Hey Prepper Nation,
If we wind up in a situation where the you-know-what has hit the fan, we will be fending for ourselves; we’ll have to do a lot of strenuous activities that we will be unaccustomed to doing, and that means more injuries. Some of those injuries will be minor, but some may be severe such as breaking a bone. Let’s talk a little about fractures and how to identify them without the use of X-rays or other high technology.
When a bone is broken, it is termed a fracture. There are several types of fractures, but they are all either “closed” or “open”. A closed fracture is when there is a break in the bone, but the
skin is intact. An open fracture is when the skin is broken. Sometimes the sharp end of a broken bone protrudes through the opening.
Needless to say, there is usually more blood loss and infection associated with an open wound. The infection may be in the skin (cellulitis), the blood (sepsis), or the bone itself (osteomyelitis) and could be life threatening if not treated. If poorly managed, a closed fracture can become an open fracture.
The diagnosis of a broken bone can be simple, as when the bone is obviously deformed, or difficult, as in a minimal, “hairline” fracture. X-rays can be helpful to differentiate a small fracture from a severe sprain, but that technology won’t be available in a power-down situation. There are some ways to tell, however:
A fracture will manifest with severe pain and inability to use the bone (for example. The patient cannot put any weight whatsoever on a broken ankle). Someone with a sprain can probably put some weight, albeit painfully, on the area.

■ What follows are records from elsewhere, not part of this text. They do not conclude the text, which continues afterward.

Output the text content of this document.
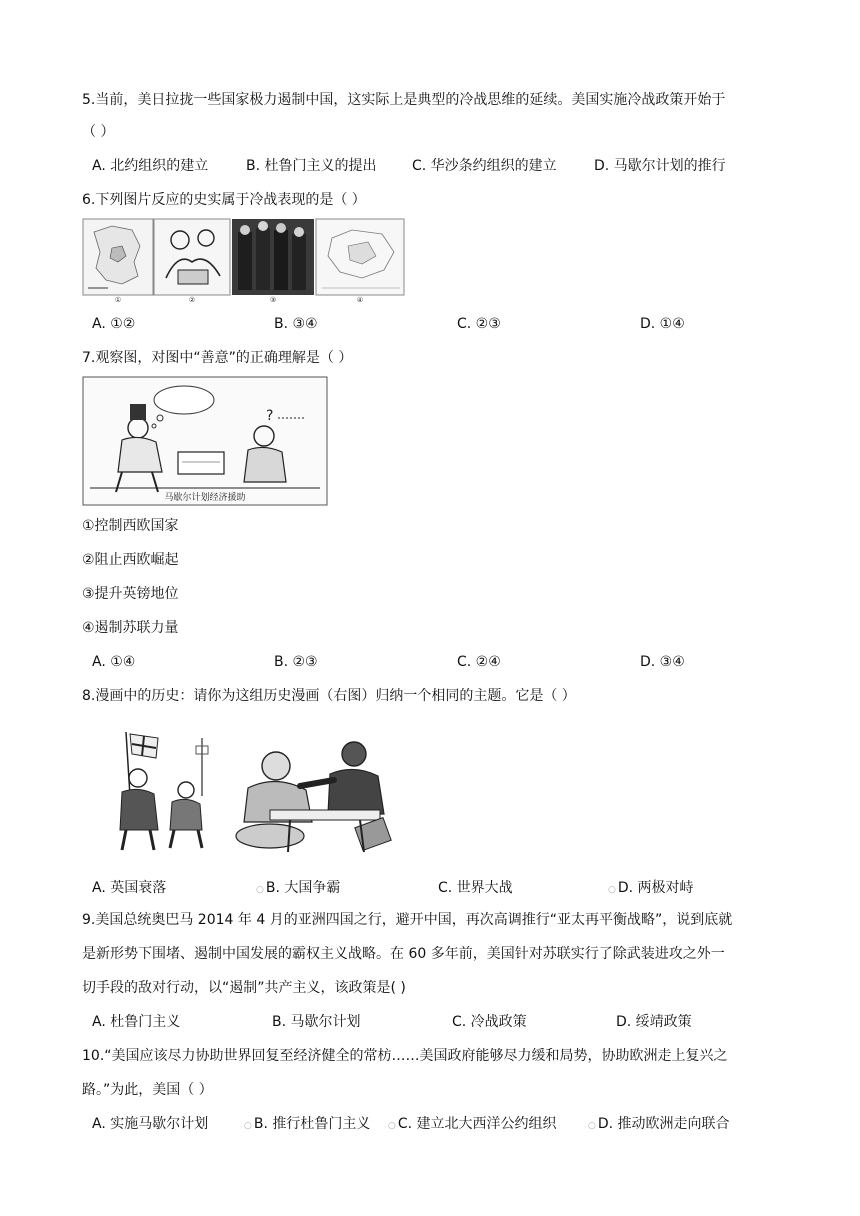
5.当前，美日拉拢一些国家极力遏制中国，这实际上是典型的冷战思维的延续。美国实施冷战政策开始于
（ ）
A. 北约组织的建立	B. 杜鲁门主义的提出	C. 华沙条约组织的建立	D. 马歇尔计划的推行
6.下列图片反应的史实属于冷战表现的是（ ）
①	②	③	④
A. ①②	B. ③④	C. ②③	D. ①④
7.观察图，对图中“善意”的正确理解是（ ）
?
马歇尔计划经济援助
①控制西欧国家
②阻止西欧崛起
③提升英镑地位
④遏制苏联力量
A. ①④	B. ②③	C. ②④	D. ③④
8.漫画中的历史：请你为这组历史漫画（右图）归纳一个相同的主题。它是（ ）
A. 英国衰落	○ B. 大国争霸	C. 世界大战	○ D. 两极对峙
9.美国总统奥巴马 2014 年 4 月的亚洲四国之行，避开中国，再次高调推行“亚太再平衡战略”，说到底就
是新形势下围堵、遏制中国发展的霸权主义战略。在 60 多年前，美国针对苏联实行了除武装进攻之外一
切手段的敌对行动，以“遏制”共产主义，该政策是( )
A. 杜鲁门主义	B. 马歇尔计划	C. 冷战政策	D. 绥靖政策
10.“美国应该尽力协助世界回复至经济健全的常枋……美国政府能够尽力缓和局势，协助欧洲走上复兴之
路。”为此，美国（ ）
A. 实施马歇尔计划	○ B. 推行杜鲁门主义 ○ C. 建立北大西洋公约组织	○ D. 推动欧洲走向联合
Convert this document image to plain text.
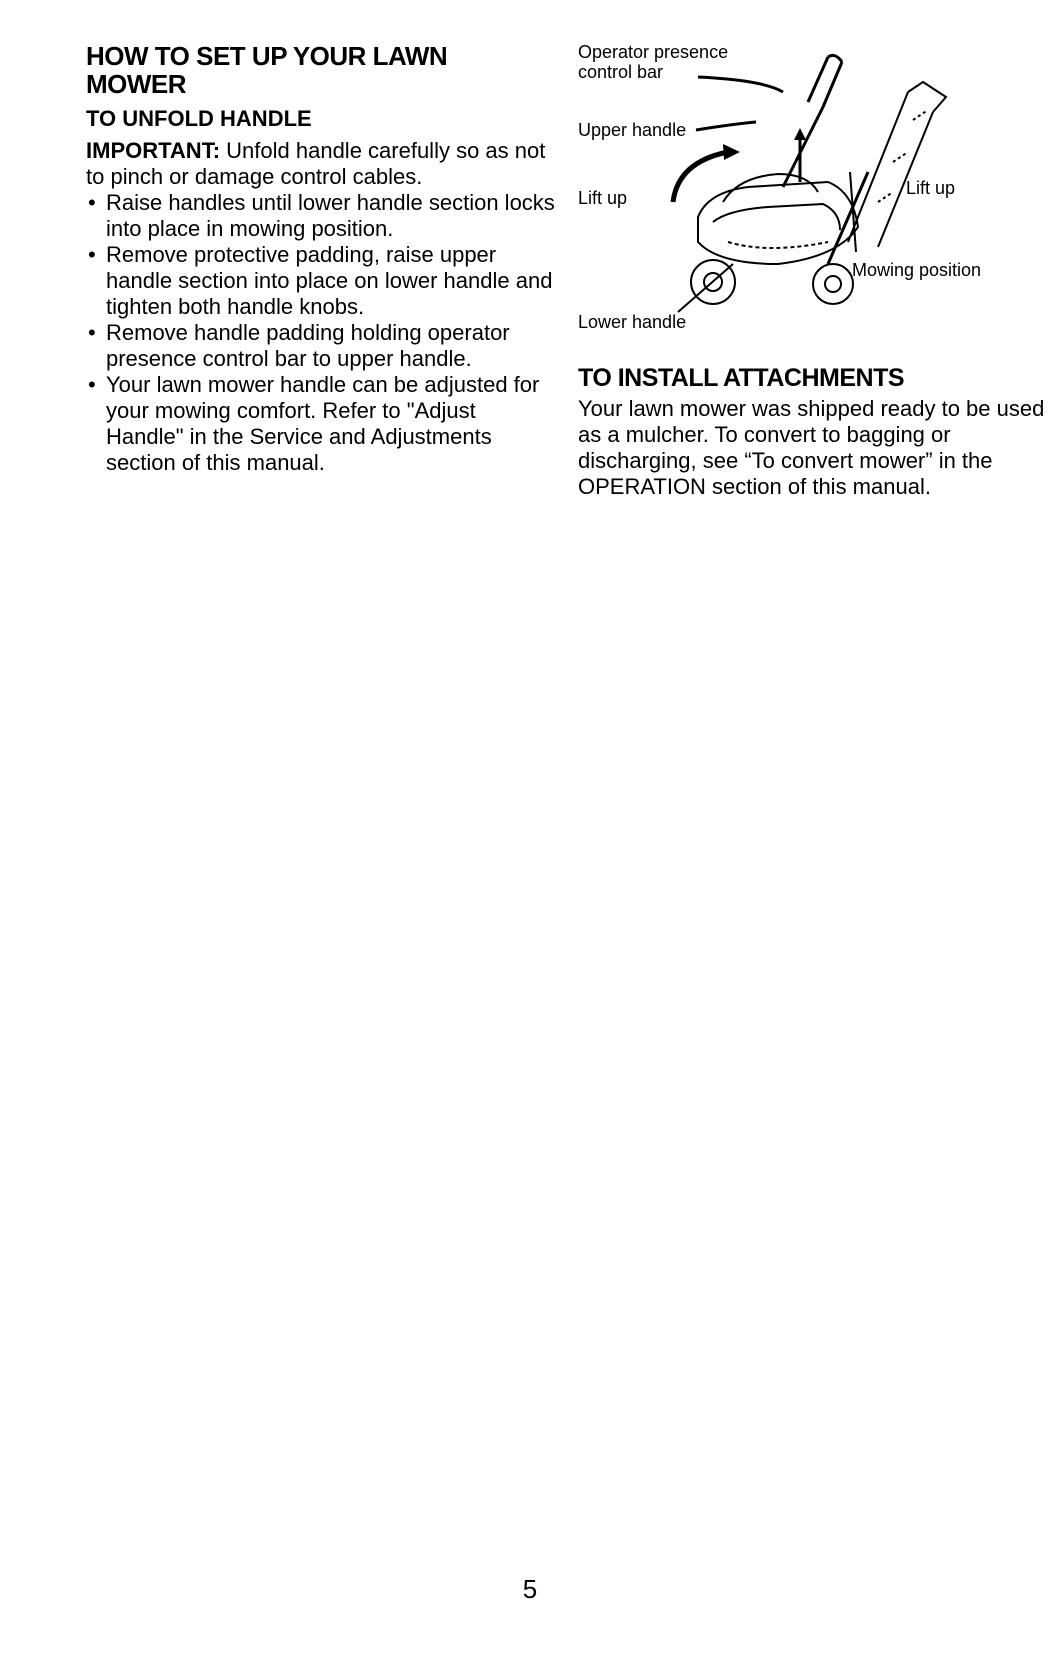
HOW TO SET UP YOUR LAWN MOWER
TO UNFOLD HANDLE

IMPORTANT: Unfold handle carefully so as not to pinch or damage control cables.

• Raise handles until lower handle section locks into place in mowing position.
• Remove protective padding, raise upper handle section into place on lower handle and tighten both handle knobs.
• Remove handle padding holding operator presence control bar to upper handle.
• Your lawn mower handle can be adjusted for your mowing comfort. Refer to "Adjust Handle" in the Service and Adjustments section of this manual.
Operator presence control bar
Upper handle
Lift up	Lift up
Mowing position
Lower handle
TO INSTALL ATTACHMENTS

Your lawn mower was shipped ready to be used as a mulcher. To convert to bagging or discharging, see “To convert mower” in the OPERATION section of this manual.

5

- More pronounced swelling and bruising will likely be present on a fracture than a sprain.
- A grinding sensation may be felt when rubbing a fractured limb.
- A deep cut in the area of the injury may be a sign of an open fracture.
- Motion of the bone in an area where there is no joint is another dead giveaway that there is a fracture. If you notice that your injured finger appears to have 5 knuckles, you’re probably dealing with a fracture!
Dealing with a fractured bone involves first evaluating the injured area for the above signs and symptoms. Use your bandage or EMT scissors to cut away the clothing over the injury. This will prevent further injury that may occur if the patient was made to remove their own clothing. Check the site for bleeding and the presence of an open wound; if present, stop the bleeding before proceeding further. See our article on treating the hemorrhagic wound.
Fractures may cause damage to the patient’s circulation in the limb affected, so it is important to check the area beyond the level of the injury for changes in coloration (white or blue instead of normal skin color) and for strong and steady pulses. To see what a strong pulse feels like, place two fingers on the side of your neck until you feel your neck arteries pulsing. You will do this same action on, say, the wrist, if the patient has broken their arm. To see what normal circulation does to coloring, press hard on your middle finger with your thumb, then release quickly. You will see the compressed area go from white to pink in less than two seconds if your circulation is normal. If the circulation is bad, it will stay white or turn blue. Next, lightly prick the patient in the same area with a safety pin to make sure they have normal sensation. If not, the nerve has been injured.
If the bone has not deformed the extremity, a simple splint will immobilize the fracture, prevent further injury to soft tissues and promote appropriate healing. Popular commercial splints such as the SAM (Splint, Aluminum, Malleable ) splint are useful but you could improvise by wrapping a pillow around the injury and securing with duct tape. This method gives both immobilization and padding. Even some sticks and strips of cloth from a T-shirt will do in a pinch.
Oftentimes, the bone will be obviously bent or otherwise deformed, and the fracture must be “reduced”, that is, replaced so that the broken ends of the bone are realigned. Although this will be painful, normal healing and complete recovery will not occur until the two ends of the broken bone are realigned to their original position. This is best performed with two people, and will be painful to perform. If you don’t reduce the deformity, however, you will get this:
In this case, you see an obvious fracture of the femur (thighbone) on the left. For one reason or another, this fracture was not reduced. The bone still wants to heal, and the middle E-ray show the bones trying to connect even though the fracture was not reduced. On the right, you see the end result: One leg shorter than the other, and a very likely candidate for a future fracture due to the weakness of the scar.